A pesar de los cambios implementados bajo la “modernización pinochetista”, el conservadurismo chileno no responde a una contigüidad con las premisas que inspiraron el programa encabezado por los “Chicagos Boys” (1976). No existe una relación evidente entre pensamiento conservador y partidos de derechas. En cambio, si encontramos “conservadurismo libidinal”, centrista o de izquierdas. No es posible hablar de una “ontología unitaria” en el entramado liberal-conservador.

Carlos Ruiz y Renato Cristi han consagrado algunos análisis a la “singular transición ideológica” de Jaime Guzmán (El pensamiento conservador en Chile, 1992). Tal nudo se extiende desde Jaime Eyzaguirre (un devoto hispanista), Osvaldo Lira (tomista hispánico), Encina (anti hispanismo), Michael Novak (la teología americana de la vía media), hasta el propio Hayek (aceleración de los mercados).
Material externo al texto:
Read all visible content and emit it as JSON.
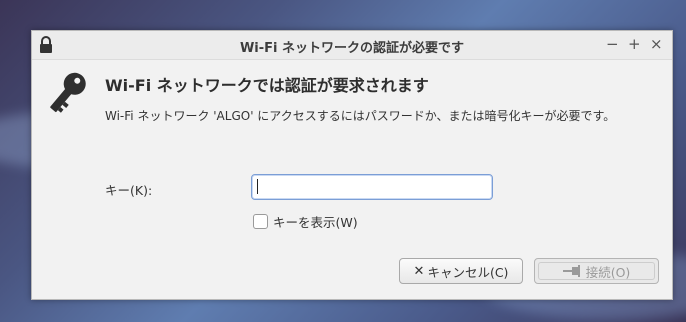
{
  "window": {
    "title": "Wi-Fi ネットワークの認証が必要です",
    "minimize": "−",
    "maximize": "+",
    "close": "×"
  },
  "dialog": {
    "heading": "Wi-Fi ネットワークでは認証が要求されます",
    "message": "Wi-Fi ネットワーク 'ALGO' にアクセスするにはパスワードか、または暗号化キーが必要です。",
    "key_label": "キー(K):",
    "key_value": "",
    "show_key_label": "キーを表示(W)",
    "show_key_checked": false,
    "cancel_label": "キャンセル(C)",
    "connect_label": "接続(O)"
  },
  "colors": {
    "focus_border": "#7b9ed6",
    "dialog_bg": "#f2f2f2"
  }
}
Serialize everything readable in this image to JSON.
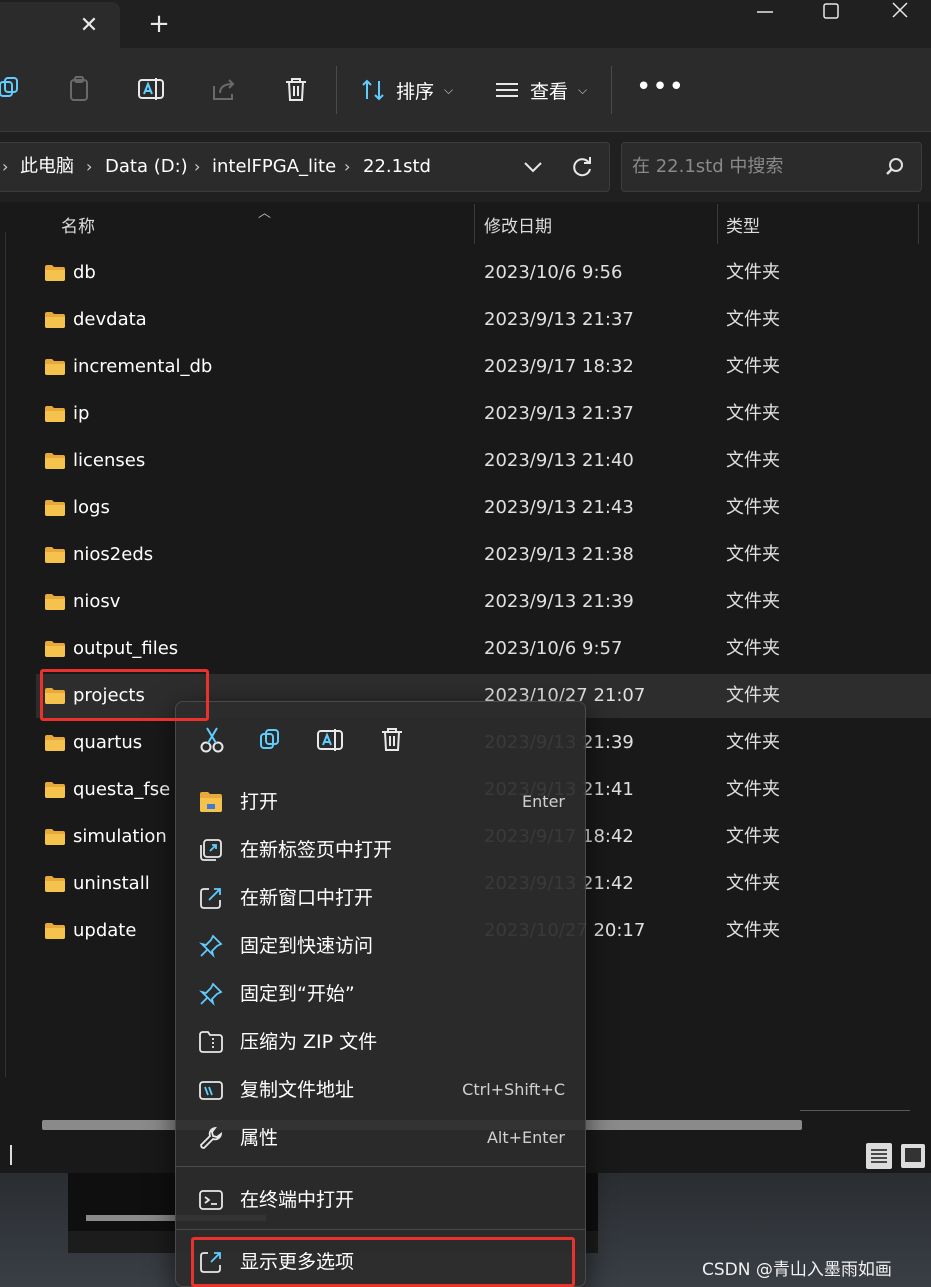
{
  "titlebar": {
    "close_tab_glyph": "✕",
    "new_tab_glyph": "+"
  },
  "toolbar": {
    "sort_label": "排序",
    "view_label": "查看",
    "more_glyph": "•••"
  },
  "address": {
    "crumbs": [
      "此电脑",
      "Data (D:)",
      "intelFPGA_lite",
      "22.1std"
    ],
    "search_placeholder": "在 22.1std 中搜索"
  },
  "columns": {
    "name": "名称",
    "modified": "修改日期",
    "type": "类型"
  },
  "files": [
    {
      "name": "db",
      "date": "2023/10/6 9:56",
      "type": "文件夹"
    },
    {
      "name": "devdata",
      "date": "2023/9/13 21:37",
      "type": "文件夹"
    },
    {
      "name": "incremental_db",
      "date": "2023/9/17 18:32",
      "type": "文件夹"
    },
    {
      "name": "ip",
      "date": "2023/9/13 21:37",
      "type": "文件夹"
    },
    {
      "name": "licenses",
      "date": "2023/9/13 21:40",
      "type": "文件夹"
    },
    {
      "name": "logs",
      "date": "2023/9/13 21:43",
      "type": "文件夹"
    },
    {
      "name": "nios2eds",
      "date": "2023/9/13 21:38",
      "type": "文件夹"
    },
    {
      "name": "niosv",
      "date": "2023/9/13 21:39",
      "type": "文件夹"
    },
    {
      "name": "output_files",
      "date": "2023/10/6 9:57",
      "type": "文件夹"
    },
    {
      "name": "projects",
      "date": "2023/10/27 21:07",
      "type": "文件夹"
    },
    {
      "name": "quartus",
      "date": "2023/9/13 21:39",
      "type": "文件夹"
    },
    {
      "name": "questa_fse",
      "date": "2023/9/13 21:41",
      "type": "文件夹"
    },
    {
      "name": "simulation",
      "date": "2023/9/17 18:42",
      "type": "文件夹"
    },
    {
      "name": "uninstall",
      "date": "2023/9/13 21:42",
      "type": "文件夹"
    },
    {
      "name": "update",
      "date": "2023/10/27 20:17",
      "type": "文件夹"
    }
  ],
  "context_menu": {
    "items": [
      {
        "label": "打开",
        "shortcut": "Enter",
        "icon": "folder-open-icon"
      },
      {
        "label": "在新标签页中打开",
        "shortcut": "",
        "icon": "new-tab-icon"
      },
      {
        "label": "在新窗口中打开",
        "shortcut": "",
        "icon": "new-window-icon"
      },
      {
        "label": "固定到快速访问",
        "shortcut": "",
        "icon": "pin-icon"
      },
      {
        "label": "固定到“开始”",
        "shortcut": "",
        "icon": "pin-start-icon"
      },
      {
        "label": "压缩为 ZIP 文件",
        "shortcut": "",
        "icon": "zip-icon"
      },
      {
        "label": "复制文件地址",
        "shortcut": "Ctrl+Shift+C",
        "icon": "copy-path-icon"
      },
      {
        "label": "属性",
        "shortcut": "Alt+Enter",
        "icon": "wrench-icon"
      },
      {
        "label": "在终端中打开",
        "shortcut": "",
        "icon": "terminal-icon"
      },
      {
        "label": "显示更多选项",
        "shortcut": "",
        "icon": "more-options-icon"
      }
    ]
  },
  "watermark": "CSDN @青山入墨雨如画",
  "colors": {
    "accent": "#60cdff",
    "folder": "#f4c24d",
    "annotation": "#e8322b"
  }
}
De suyo, las tesis prevalentes de Mario Góngora (planificaciones globales), que concedió el voto a Salvador Allende, quedan excluidas de facto del itinerario modernizador.

El “momento conservador” no es un universal genérico, invariante, o una identidad cristalizada, como se suele sostener en el campo de las izquierdas, y su pereza cognitiva, sino un concepto trenzado que goza de “porosidades”, efectos de contaminación y trayectorias inestables. El árbol “genealógico” como un concepto mixto, más allá del sujeto de fe, dota al término de una sistematicidad, perdiendo univocidad en sus hermenéuticas políticas.

Y así, aumenta la heterogeneidad discursiva, la demografía oscila bajo un campo de fuerzas que invocará diversos rostros y acentos. Si bien el núcleo gravitacional de “lo conservador” –como raíz o incluso formación discursiva– se suele oponer a reformismo, progresismo, marxismo y democracia, tal cuestión fue capturada por la fuerza fáctico-discursiva de la dictadura chilena. Pero ello no agota sus posibilidades de sentido. Al punto de asimilar las fracturas críticas que asisten a toda tradición, donde la discursividad de Hugo Eduardo Herrera normaliza la discusión desde una racionalidad homogénea cuando publicita al mundo Chicago-hacendal como un bloque monolítico (sin fisuras, ni disputas de sentido), donde se torna recursiva –reiterativa– la economización del “campo político”.

Más allá de las insalvables diferencias ideológicas, no es que Jaime Guzmán pueda ser reducido sin más al binomio economía más moral. Quizá el ideólogo del régimen realizó la más intensa “revolución conservadora” con una líbido liberalizante -no menos pragmática- orientada a los servicios. Y sí, ante un mundo de paganos y mercados virulentos, huelga la máxima guzmaniana, “Cristo expulsó a los mercaderes del templo”.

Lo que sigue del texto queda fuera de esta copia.